Chinese Art Market Driven by Mainlanders

January 10, 2011 Updated: January 11, 2011

NEW YORK—Christie’s auction house reported record-high sales for Chinese paintings and works of art, crediting the increase in Asian buyers for the total $414 million in sales during the autumn season in Hong Kong.

The house released its results, which cite that a number of Asian art collectables went well-above the expected price and note the strong Chinese buying power. Christie’s reports that 42 percent of the clients are from mainland China, while 97 percent of Chinese paintings went to bidders from mainland China, Taiwan, and Hong Kong.

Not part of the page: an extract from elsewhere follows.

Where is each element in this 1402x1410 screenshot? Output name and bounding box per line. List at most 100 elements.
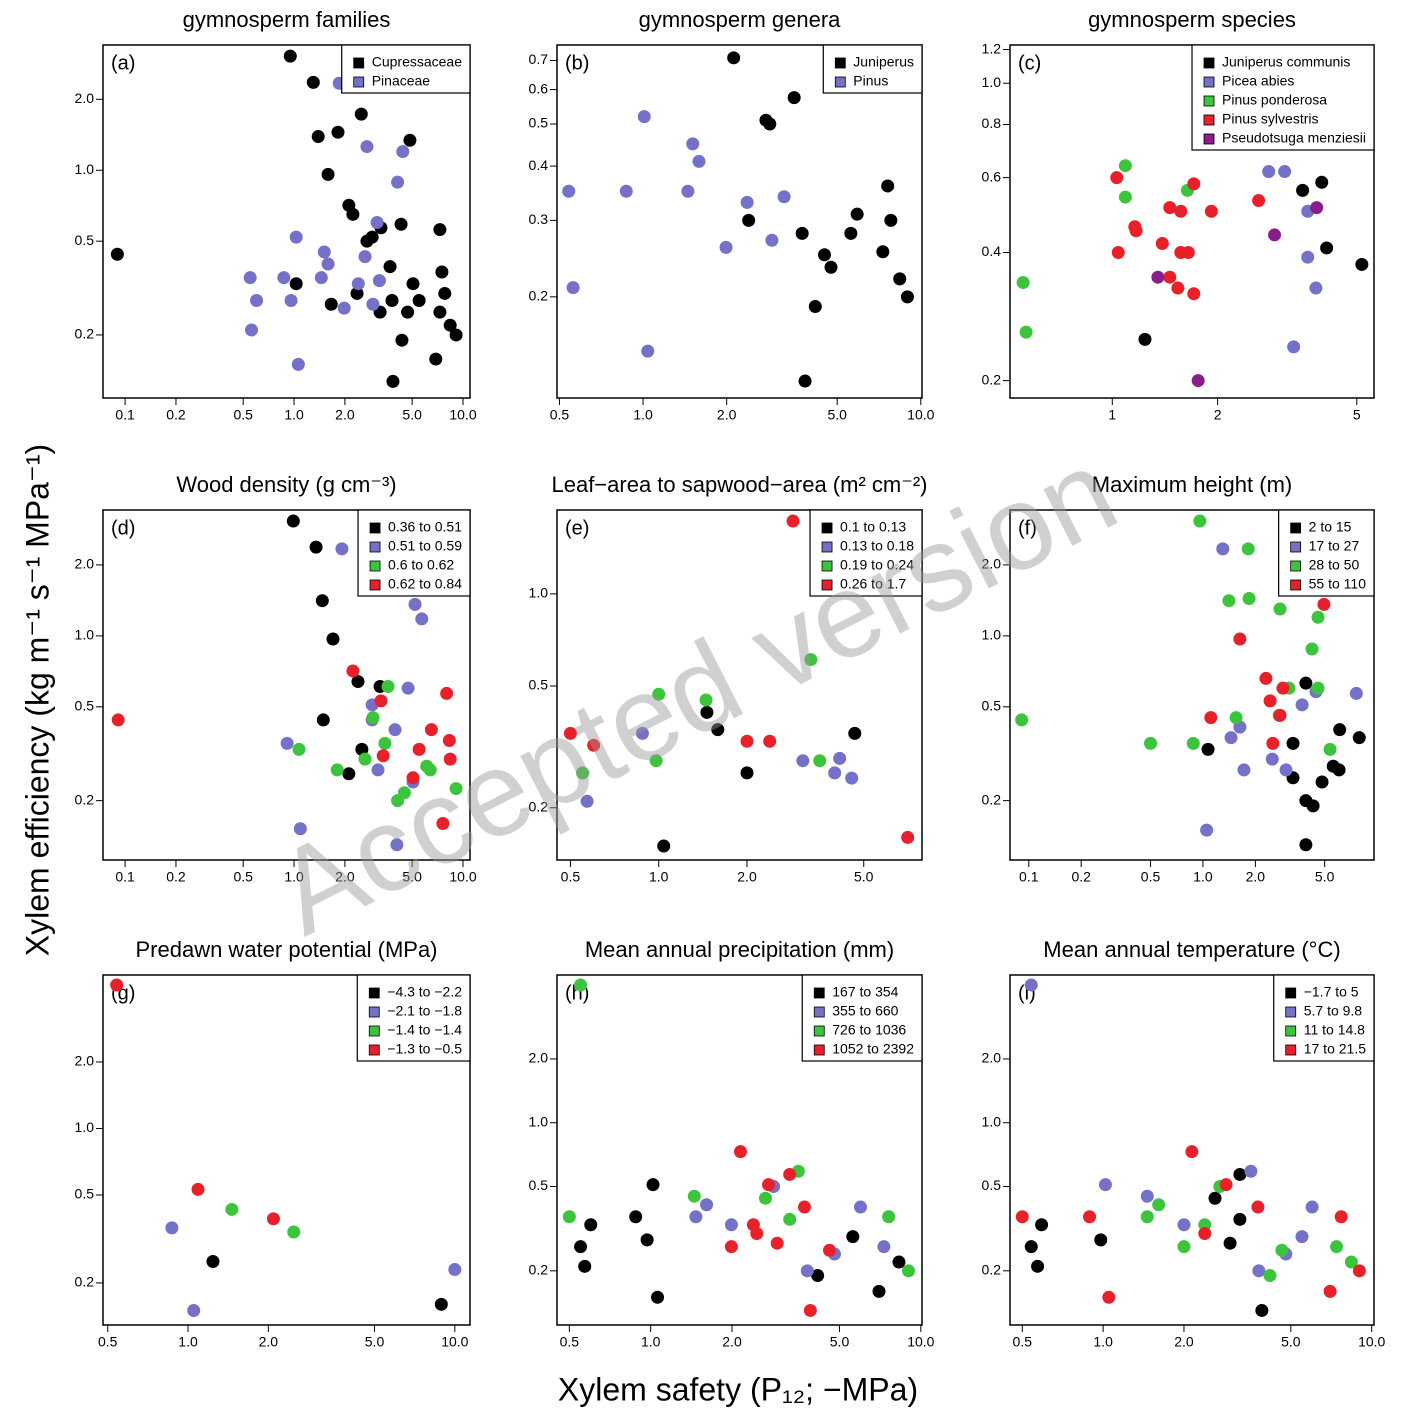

The Art Market Monitor reported in March that the Chinese market accounts for the largest percentage of sales in Asian art, with sales fetching proportionally more than either Japanese or Korean art.

According to the Art Market Monitor, even back in 2009, prices for Chinese works of art were approximately 150 percent more than South Asian art, and over 350 percent more than Japanese or Korean pieces.

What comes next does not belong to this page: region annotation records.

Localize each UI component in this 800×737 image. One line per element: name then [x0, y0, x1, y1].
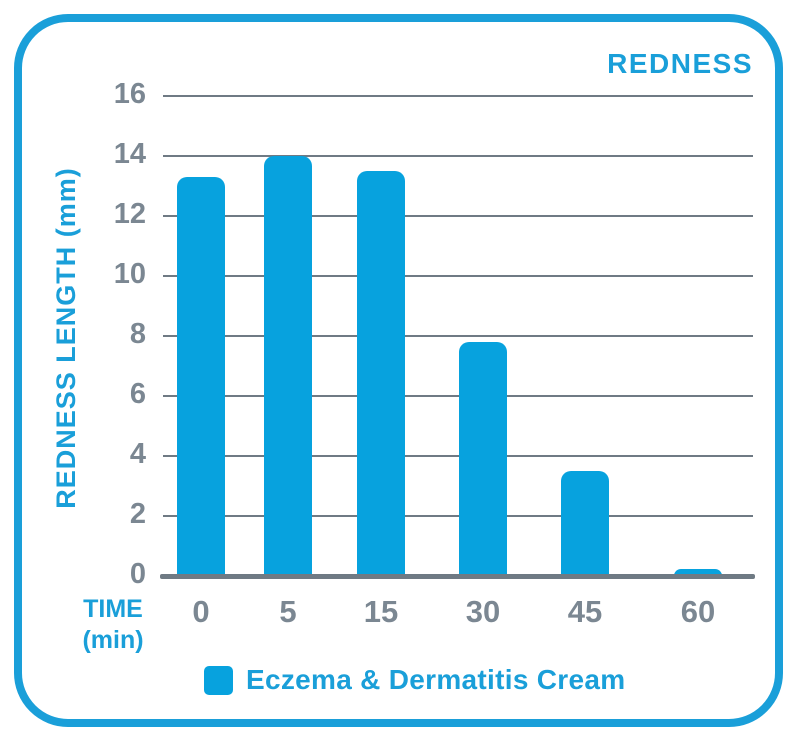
- y-tick-label-8: 8: [129, 318, 146, 350]
- gridline-8: [163, 335, 753, 337]
- x-tick-label-60: 60: [680, 594, 716, 629]
- bar-15min: [357, 171, 405, 576]
- gridline-14: [163, 155, 753, 157]
- x-tick-label-0: 0: [192, 594, 210, 629]
- y-tick-label-2: 2: [129, 498, 146, 530]
- x-tick-label-15: 15: [363, 594, 399, 629]
- gridline-16: [163, 95, 753, 97]
- x-tick-label-30: 30: [465, 594, 501, 629]
- y-tick-label-6: 6: [129, 378, 146, 410]
- x-axis-title: TIME (min): [43, 594, 183, 656]
- y-axis-title: REDNESS LENGTH (mm): [51, 167, 81, 509]
- y-tick-label-16: 16: [113, 78, 146, 110]
- gridline-6: [163, 395, 753, 397]
- y-tick-label-12: 12: [113, 198, 146, 230]
- bar-60min: [674, 568, 722, 576]
- y-tick-label-4: 4: [129, 438, 146, 470]
- bar-5min: [264, 156, 312, 576]
- y-tick-label-0: 0: [129, 558, 146, 590]
- bar-45min: [561, 471, 609, 576]
- chart-title: REDNESS: [607, 48, 753, 79]
- x-axis-title-line2: (min): [82, 626, 144, 654]
- x-axis-title-line1: TIME: [83, 595, 143, 623]
- x-tick-label-45: 45: [567, 594, 603, 629]
- legend-label: Eczema & Dermatitis Cream: [246, 664, 626, 695]
- bar-0min: [177, 177, 225, 576]
- bar-30min: [459, 342, 507, 576]
- x-tick-label-5: 5: [279, 594, 297, 629]
- gridline-2: [163, 515, 753, 517]
- x-axis-line: [160, 574, 755, 579]
- gridline-12: [163, 215, 753, 217]
- gridline-10: [163, 275, 753, 277]
- legend-swatch-icon: [204, 665, 233, 695]
- gridline-4: [163, 455, 753, 457]
- legend: Eczema & Dermatitis Cream: [204, 665, 625, 695]
- y-tick-label-10: 10: [113, 258, 146, 290]
- y-tick-label-14: 14: [113, 138, 146, 170]
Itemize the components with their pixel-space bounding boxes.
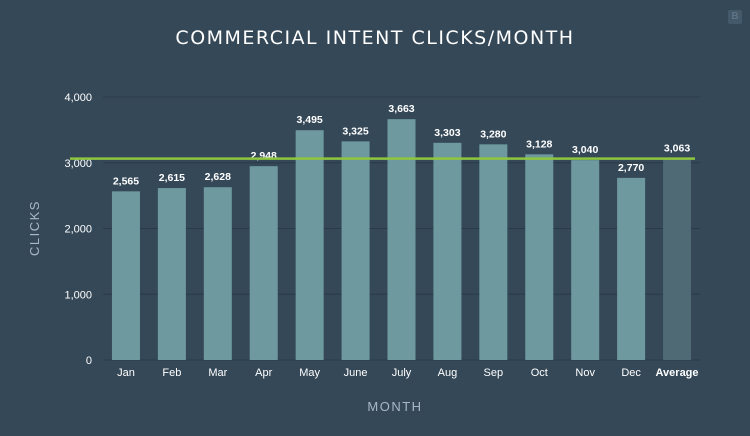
data-label: 3,663 [388,103,414,115]
data-label: 2,565 [113,175,139,187]
bar [203,187,232,360]
x-tick-label: Feb [162,367,181,379]
x-tick-label: Jan [117,367,135,379]
bar [387,119,416,361]
y-axis-title: CLICKS [27,200,42,256]
bar [157,188,186,360]
x-tick-label: Sep [484,367,504,379]
x-tick-label: Oct [531,367,548,379]
data-label: 3,040 [572,144,598,156]
bar [341,141,370,360]
bar [295,130,324,360]
y-tick-label: 4,000 [64,92,92,104]
bar [525,154,554,360]
average-bar [663,158,692,360]
x-axis-title: MONTH [367,399,422,414]
data-label: 2,615 [159,172,185,184]
x-tick-label: Apr [255,367,272,379]
data-label: 3,325 [342,125,368,137]
x-tick-label: Average [656,367,699,379]
y-tick-label: 3,000 [64,158,92,170]
x-tick-label: Dec [621,367,641,379]
bar [111,191,140,360]
x-tick-label: July [392,367,412,379]
bar [433,142,462,360]
y-tick-label: 1,000 [64,289,92,301]
chart-title: COMMERCIAL INTENT CLICKS/MONTH [175,27,575,49]
x-tick-label: June [344,367,368,379]
corner-badge-icon: B [728,10,742,24]
bar [617,177,646,360]
x-tick-label: Mar [208,367,227,379]
data-label: 3,303 [434,127,460,139]
x-tick-label: Aug [438,367,458,379]
data-label: 2,948 [251,150,277,162]
data-label: 2,770 [618,162,644,174]
x-tick-label: Nov [575,367,595,379]
bar [249,166,278,360]
bar [571,160,600,360]
y-tick-label: 2,000 [64,224,92,236]
data-label: 3,128 [526,138,552,150]
x-tick-label: May [299,367,320,379]
data-label: 3,063 [664,143,690,155]
bar [479,144,508,360]
data-label: 2,628 [205,171,231,183]
data-label: 3,280 [480,128,506,140]
y-tick-label: 0 [86,355,92,367]
data-label: 3,495 [297,114,323,126]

In recent months the prices paid for Chinese paintings and porcelain, among others, is continuously way above pre-sale estimates set by the auction houses. It appears that the estimate prices are just way off the mark with the new market trends.

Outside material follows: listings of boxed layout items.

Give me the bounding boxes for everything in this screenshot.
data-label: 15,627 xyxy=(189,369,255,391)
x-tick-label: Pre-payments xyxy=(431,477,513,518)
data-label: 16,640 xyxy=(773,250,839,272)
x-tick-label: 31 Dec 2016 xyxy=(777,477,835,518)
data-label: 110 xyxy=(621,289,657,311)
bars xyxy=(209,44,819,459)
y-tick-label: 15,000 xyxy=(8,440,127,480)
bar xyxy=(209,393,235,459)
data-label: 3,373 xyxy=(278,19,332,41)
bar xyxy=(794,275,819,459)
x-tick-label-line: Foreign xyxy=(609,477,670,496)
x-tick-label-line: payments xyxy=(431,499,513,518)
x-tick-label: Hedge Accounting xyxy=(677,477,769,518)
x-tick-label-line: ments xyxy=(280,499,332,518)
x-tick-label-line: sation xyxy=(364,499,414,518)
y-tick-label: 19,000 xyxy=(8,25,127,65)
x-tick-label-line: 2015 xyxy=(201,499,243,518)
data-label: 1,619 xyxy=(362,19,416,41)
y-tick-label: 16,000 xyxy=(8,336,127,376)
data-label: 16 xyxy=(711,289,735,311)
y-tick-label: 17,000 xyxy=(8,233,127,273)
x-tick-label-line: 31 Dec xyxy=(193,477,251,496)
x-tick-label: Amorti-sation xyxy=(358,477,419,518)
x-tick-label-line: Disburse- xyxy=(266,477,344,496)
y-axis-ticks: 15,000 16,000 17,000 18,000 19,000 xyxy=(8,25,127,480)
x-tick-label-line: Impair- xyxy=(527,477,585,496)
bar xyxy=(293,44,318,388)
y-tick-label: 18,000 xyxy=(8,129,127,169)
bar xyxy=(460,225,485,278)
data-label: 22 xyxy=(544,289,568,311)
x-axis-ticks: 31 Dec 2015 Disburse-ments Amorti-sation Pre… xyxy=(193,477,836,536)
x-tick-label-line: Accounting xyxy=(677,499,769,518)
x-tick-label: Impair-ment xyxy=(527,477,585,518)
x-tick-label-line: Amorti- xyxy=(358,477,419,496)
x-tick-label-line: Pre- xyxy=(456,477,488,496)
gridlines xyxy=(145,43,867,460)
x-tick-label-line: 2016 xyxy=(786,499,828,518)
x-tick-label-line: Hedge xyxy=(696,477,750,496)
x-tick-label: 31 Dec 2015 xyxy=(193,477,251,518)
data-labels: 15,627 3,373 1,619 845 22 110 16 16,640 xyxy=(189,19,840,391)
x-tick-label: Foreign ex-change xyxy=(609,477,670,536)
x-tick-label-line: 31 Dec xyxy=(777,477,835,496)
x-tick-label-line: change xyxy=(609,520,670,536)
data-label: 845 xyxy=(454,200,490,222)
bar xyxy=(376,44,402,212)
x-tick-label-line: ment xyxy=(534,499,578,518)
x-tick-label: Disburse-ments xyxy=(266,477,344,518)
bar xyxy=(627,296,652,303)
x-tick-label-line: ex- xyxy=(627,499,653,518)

Look at what’s for sale, for example, a painting by one of China’s most well-known artists, Qi Baishi (1863–1957). For sale at Bonhams and Butterfield Asian Works of Art in mid December, it was expected to sell for $30,000 to $50,000. Instead, it garnered $458,000.

The Qianlong pottery works have been regularly selling for astounding prices in the millions. Bonhams had one estimated at $10,000 to $15,000. It ended up going for $7,658,000.

Tony Dai, Chinese artist and gallery owner, says he has predominantly seen the Chinese market booming. He says there are a lot of investors from mainland China putting their money into Asian art as a secure investment.

Dai says he began to see this trend about a year ago, noting that many mainlanders are investing their money mostly in traditional Chinese pieces rather than contemporary or modern works.

In an earlier interview with The Epoch Times, Paul Haig, an expert in jade and oriental antiques, spoke of a similar phenomenon. In respect to jade pieces, he noticed an influx of Chinese customers coming to buy back many pieces originally from China, driving the prices much higher.

Dai foresees the market for Chinese art to remain strong in 2011, with potential to increase.